Werner Kuhn is a professor of geographic information science at University of California, Santa Barbara. He served as the director of the UCSB Center for Spatial Studies, and is one of the founding members of the Vespucci Initiative for Advancing Geographic Information Science, organizing annual summer schools and specialist meetings.

==Biography==
Between 1991 and 1996, Kuhn was an assistant professor in the Department of Geoinformation at the Technical University Vienna in Austria, where he worked in the group of Prof. Andrew U. Frank.

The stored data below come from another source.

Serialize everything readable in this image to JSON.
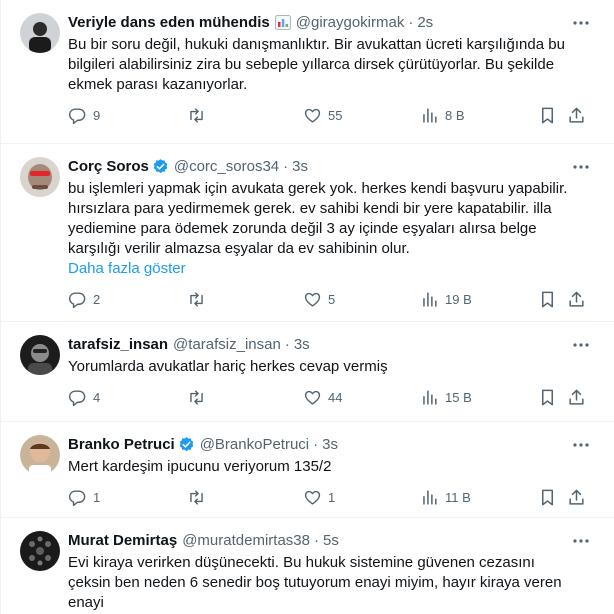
{
  "tweets": [
    {
      "name": "Veriyle dans eden mühendis",
      "name_emoji": "bar-chart-emoji",
      "verified": false,
      "handle": "@giraygokirmak",
      "time": "2s",
      "text": "Bu bir soru değil, hukuki danışmanlıktır. Bir avukattan ücreti karşılığında bu bilgileri alabilirsiniz zira bu sebeple yıllarca dirsek çürütüyorlar. Bu şekilde ekmek parası kazanıyorlar.",
      "show_more": "",
      "replies": "9",
      "retweets": "",
      "likes": "55",
      "views": "8 B"
    },
    {
      "name": "Corç Soros",
      "verified": true,
      "handle": "@corc_soros34",
      "time": "3s",
      "text": "bu işlemleri yapmak için avukata gerek yok. herkes kendi başvuru yapabilir. hırsızlara para yedirmemek gerek. ev sahibi kendi bir yere kapatabilir. illa yediemine para ödemek zorunda değil 3 ay içinde eşyaları alırsa belge karşılığı verilir almazsa eşyalar da ev sahibinin olur.",
      "show_more": "Daha fazla göster",
      "replies": "2",
      "retweets": "",
      "likes": "5",
      "views": "19 B"
    },
    {
      "name": "tarafsiz_insan",
      "verified": false,
      "handle": "@tarafsiz_insan",
      "time": "3s",
      "text": "Yorumlarda avukatlar hariç herkes cevap vermiş",
      "show_more": "",
      "replies": "4",
      "retweets": "",
      "likes": "44",
      "views": "15 B"
    },
    {
      "name": "Branko Petruci",
      "verified": true,
      "handle": "@BrankoPetruci",
      "time": "3s",
      "text": "Mert kardeşim ipucunu veriyorum 135/2",
      "show_more": "",
      "replies": "1",
      "retweets": "",
      "likes": "1",
      "views": "11 B"
    },
    {
      "name": "Murat Demirtaş",
      "verified": false,
      "handle": "@muratdemirtas38",
      "time": "5s",
      "text": "Evi kiraya verirken düşünecekti. Bu hukuk sistemine güvenen cezasını çeksin ben neden 6 senedir boş tutuyorum enayi miyim, hayır kiraya veren enayi",
      "show_more": ""
    }
  ],
  "colors": {
    "text": "#0f1419",
    "secondary": "#536471",
    "link": "#1d9bf0",
    "verified": "#1d9bf0",
    "divider": "#eff3f4"
  },
  "separator": "·"
}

Before, Kuhn was a postdoctoral researcher at the US National Center for Geographic Information and Analysis (NCGIA) at the University of Maine, USA. He got his doctorate in 1989 from ETH Zurich, Switzerland in surveying engineering with a thesis on sketch-based geometric modeling, and his Venia Legendi (habilitation) in geographic information science from the Technical University Vienna in 1995.

==Scientific community==
Kuhn was an elected member of the Council of AGILE (Association of Geographic Information Laboratories in Europe, from 1998 to 2002), the international member of the Research Management Committee of the Canadian GEOIDE network (from 2001 to 2003), the Technical Director Europe of the Open GIS Consortium (from 1998 to 2001), and an Austrian delegate to CEN TC 287 on Geographic Information (from 1992 to 1995). Kuhn is a co-founder of the COSIT conference series. He is a member of several editorial boards of peer-reviewed international journals, such as the Semantic Web Journal (SWJ), Applied Ontology (AO), Spatial Cognition and Computation (SCC), the International Journal of Spatial Data Infrastructures Research (IJSDIR) and the Journal of Spatial Information Science (JOSIS).